Location
- Country: Bulgaria

Physical characteristics
- • location: W of Shiligarka, Sredna Gora
- • coordinates: 42°36′6.12″N 24°29′3.84″E﻿ / ﻿42.6017000°N 24.4844000°E
- • elevation: 1,512 m (4,961 ft)
- • location: Maritsa
- • coordinates: 42°9′43.92″N 24°46′50.16″E﻿ / ﻿42.1622000°N 24.7806000°E
- • elevation: 155 m (509 ft)
- Length: 72 km (45 mi)
- Basin size: 663 km^{2} (256 sq mi)

Basin features
- Progression: Maritsa→ Aegean Sea

= Pyasachnik =

The Pyasachnik (Пясъчник) is a river in southern Bulgaria, a left tributary of the river Maritsa, with a length of 72 km.

The river takes its source at an altitude of 1,512 m at 300 m west of the summit of Shiligarka (1,577 m) in the mountain range of Sredna Gora.

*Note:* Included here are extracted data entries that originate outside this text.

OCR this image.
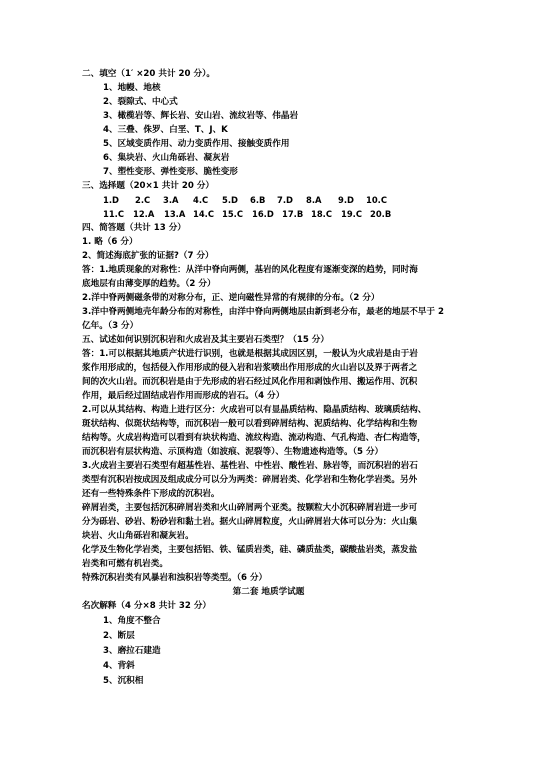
二、填空（1′ ×20 共计 20 分）。
1、地幔、地核
2、裂隙式、中心式
3、橄榄岩等、辉长岩、安山岩、流纹岩等、伟晶岩
4、三叠、侏罗、白垩、T、J、K
5、区域变质作用、动力变质作用、接触变质作用
6、集块岩、火山角砾岩、凝灰岩
7、塑性变形、弹性变形、脆性变形
三、选择题（20×1 共计 20 分）
1.D 2.C 3.A 4.C 5.D 6.B 7.D 8.A 9.D 10.C
11.C 12.A 13.A 14.C 15.C 16.D 17.B 18.C 19.C 20.B
四、简答题（共计 13 分）
1. 略（6 分）
2、简述海底扩张的证据?（7 分）
答：1.地质现象的对称性：从洋中脊向两侧，基岩的风化程度有逐渐变深的趋势，同时海
底地层有由薄变厚的趋势。（2 分）
2.洋中脊两侧磁条带的对称分布，正、逆向磁性异常的有规律的分布。（2 分）
3.洋中脊两侧地壳年龄分布的对称性，由洋中脊向两侧地层由新到老分布，最老的地层不早于 2
亿年。（3 分）
五、试述如何识别沉积岩和火成岩及其主要岩石类型？（15 分）
答：1.可以根据其地质产状进行识别，也就是根据其成因区别，一般认为火成岩是由于岩
浆作用形成的，包括侵入作用形成的侵入岩和岩浆喷出作用形成的火山岩以及界于两者之
间的次火山岩。而沉积岩是由于先形成的岩石经过风化作用和剥蚀作用、搬运作用、沉积
作用，最后经过固结成岩作用而形成的岩石。（4 分）
2.可以从其结构、构造上进行区分：火成岩可以有显晶质结构、隐晶质结构、玻璃质结构、
斑状结构、似斑状结构等，而沉积岩一般可以看到碎屑结构、泥质结构、化学结构和生物
结构等。火成岩构造可以看到有块状构造、流纹构造、流动构造、气孔构造、杏仁构造等，
而沉积岩有层状构造、示顶构造（如波痕、泥裂等）、生物遗迹构造等。（5 分）
3.火成岩主要岩石类型有超基性岩、基性岩、中性岩、酸性岩、脉岩等，而沉积岩的岩石
类型有沉积岩按成因及组成成分可以分为两类：碎屑岩类、化学岩和生物化学岩类。另外
还有一些特殊条件下形成的沉积岩。
碎屑岩类，主要包括沉积碎屑岩类和火山碎屑两个亚类。按颗粒大小沉积碎屑岩进一步可
分为砾岩、砂岩、粉砂岩和黏土岩。据火山碎屑粒度，火山碎屑岩大体可以分为：火山集
块岩、火山角砾岩和凝灰岩。
化学及生物化学岩类，主要包括铝、铁、锰质岩类，硅、磷质盐类，碳酸盐岩类，蒸发盐
岩类和可燃有机岩类。
特殊沉积岩类有风暴岩和浊积岩等类型。（6 分）
第二套 地质学试题
名次解释（4 分×8 共计 32 分）
1、角度不整合
2、断层
3、磨拉石建造
4、背斜
5、沉积相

Its source lies a few kilometers southeast of Sredna Gora's highest summit, Golyam Bogdan (1,604 m). The Pyasachnik flows in southern–southeastern direction along its whole course, initially in a deep valley until the village of Starosel. Following the Pyasachnik Reservoir a few kilometers downstream of the village, the river flows through the Upper Thracian Plain, where the sandy riverbed is corrected with protective dikes. It flows into the Maritsa at an altitude of 155 m in the northeastern neighbourhoods of the city of Plovdiv.

Its drainage basin covers a territory of 663 km^{2} or 1.25% of Maritsa's total and borders the drainage basins of the Luda Yana to the northwest, the Potoka to the southwest, and the Stryama to the north, northeast and east, all of them left tributaries of the Maritsa.

The Pyasachnik has predominantly rain-snow feed with high water in February–June and low water in July–October. The average annual flow near the village of Lyuben is 2.3 m^{3}/s.

The river flows entirely in Plovdiv Province. There are five settlements along its course: the village of Starosel in Hisarya Municipality and the villages of Tseretelevo and Nedeleno in Saedinenie Municipality, the village of Trud in Maritsa Municipality and the city of Plovdviv. A 10 km stretch of the third class III-606 road Koprivshtitsa–Strelcha–Trud follows its valley between Pyasachnik Reservoir and the village of Golyam Chardak. The river's waters are utilised for irrigation for the intensive agriculture in the Upper Thracian Plain.

About 2 km upstream of Starosel, along the Pyasachnik's left banks is located Chetinyova Mogila — an important Thracian tumulus, hosting an underground temple and a mausoleum.